While calling on the OECD countries, including the UK, the US and Switzerland – the world's leading commodity trading hub – to strengthen disclosure standards, the Africa Progress Panel said African leaders also face critical choices.
"They can either invest their natural resource revenue in people to generate jobs and opportunities for millions in present and future generations," said the panel. "Or they can squander this opportunity, allowing jobless growth and inequality to take root."
As an example of Africa losing out, the report cites five mining deals between 2010 and 2012 that cost the Democratic Republic of the Congo more than $1.3bn (almost £1bn) in revenues through the undervaluation of assets and sale to foreign investors.

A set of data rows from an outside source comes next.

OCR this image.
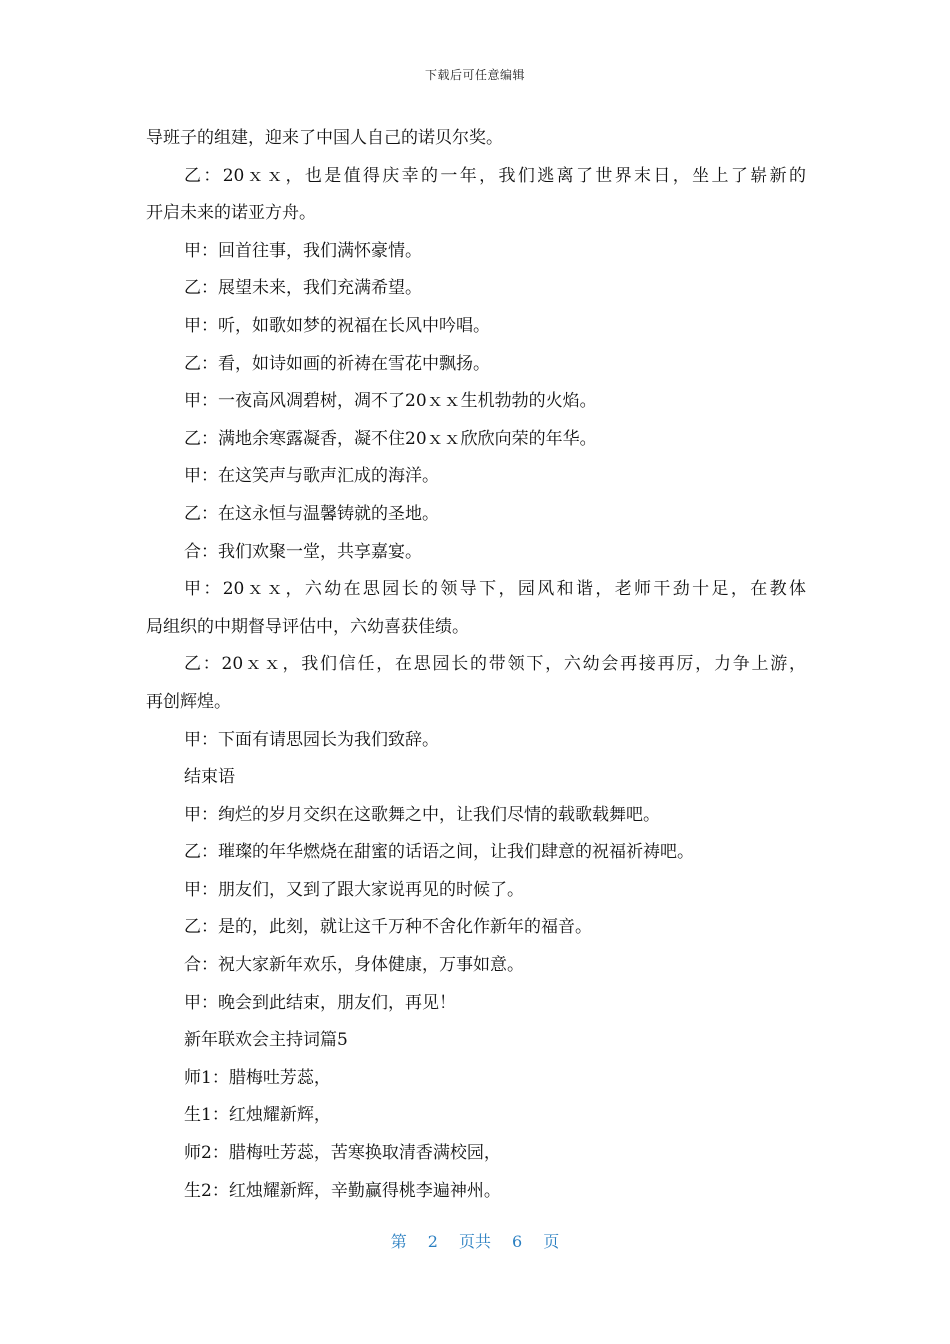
下载后可任意编辑
导班子的组建，迎来了中国人自己的诺贝尔奖。
乙：20ｘｘ，也是值得庆幸的一年，我们逃离了世界末日，坐上了崭新的
开启未来的诺亚方舟。
甲：回首往事，我们满怀豪情。
乙：展望未来，我们充满希望。
甲：听，如歌如梦的祝福在长风中吟唱。
乙：看，如诗如画的祈祷在雪花中飘扬。
甲：一夜高风凋碧树，凋不了20ｘｘ生机勃勃的火焰。
乙：满地余寒露凝香，凝不住20ｘｘ欣欣向荣的年华。
甲：在这笑声与歌声汇成的海洋。
乙：在这永恒与温馨铸就的圣地。
合：我们欢聚一堂，共享嘉宴。
甲：20ｘｘ，六幼在思园长的领导下，园风和谐，老师干劲十足，在教体
局组织的中期督导评估中，六幼喜获佳绩。
乙：20ｘｘ，我们信任，在思园长的带领下，六幼会再接再厉，力争上游，
再创辉煌。
甲：下面有请思园长为我们致辞。
结束语
甲：绚烂的岁月交织在这歌舞之中，让我们尽情的载歌载舞吧。
乙：璀璨的年华燃烧在甜蜜的话语之间，让我们肆意的祝福祈祷吧。
甲：朋友们，又到了跟大家说再见的时候了。
乙：是的，此刻，就让这千万种不舍化作新年的福音。
合：祝大家新年欢乐，身体健康，万事如意。
甲：晚会到此结束，朋友们，再见！
新年联欢会主持词篇5
师1：腊梅吐芳蕊，
生1：红烛耀新辉，
师2：腊梅吐芳蕊，苦寒换取清香满校园，
生2：红烛耀新辉，辛勤赢得桃李遍神州。
第 2 页共 6 页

Under the deals, DRC sold copper and cobalt assets to offshore companies linked to an offshore-registered holding company called Fleurette. Glencore and the Eurasian Natural Resources Corporation – both listed on the London Stock Exchange – subsequently bought assets acquired by the offshore concession holders.
According to the report, assets valued at $1.63bn were sold to offshore companies for $275m. The offshore companies reaped high profits from the sale of concession rights – the average rate of return across the five deals was 512%, rising to 980% in one.
The sum represents twice the annual health and education budgets of a country with one of the worst child mortality rates and 7 million children out of school, said the report.
The panel was concerned by the lack of transparency in African state companies, particularly in Angola and Equatorial Guinea, which have experienced high rates of growth but where poverty remains rampant. In Angola's case, oil revenues have generated $3bn-6bn a year in government revenues, yet the country's under-five mortality rate is the eighth highest in the world – 161 per 1,000 live births.
"Angola is one of the world's fastest-growing countries," said Watkins. "It has vast resources that are potentially transformative: it could build an entire electricity grid or finance a full-scale health and sanitation system; instead the oil revenue is going into a property boom in Luanda."
According to International Monetary Fund, billions have gone missing from Sonangol, the state energy company. $4.3bn was still unaccounted for last year. Angola provides a stark example of how a resource boom has benefitted a privileged few.
"In many African countries, natural resource revenues are widening the gap between rich and poor. Although much has been achieved, a decade of highly impressive growth has not brought comparable improvements in health, education and nutrition," said the report.
It called on African governments to improve governance and strengthen national capacity to manage extractive industries as part of a broader economic and development strategy, and to put transparency and accountability at the heart of natural resource policies.
As for rich countries, the report said they should build on the US Dodd-Frank Act – requiring full disclosure of payments by resource extraction companies to foreign governments – and comparable EU legislation to develop a global standard for transparency and disclosure. They should also develop a credible and effective multilateral response to tax evasion and avoidance, and tackle money laundering and anonymous shell companies.
"Tax avoidance and evasion are global issues that affect us all. The impact for G8 governments is a loss of revenue. But in Africa, it has direct impact on the lives of mothers and children," said Kofi Annan, former UN secretary general and chair of the Africa Progress Panel.
The UK has been criticised for not doing enough on its own tax havens. "Whilst the government talks of 'tough negotiations' with the Liechtensteins of the world, it has power, through the crown, to stop some of the most egregious havens and yet is holding back," argued Ben Phillips on the Global Dashboard blog.
"If UK tax havens fail to adequately tackle the secrecy and other practices that facilitate tax dodging, it is ultimately because the UK allows it."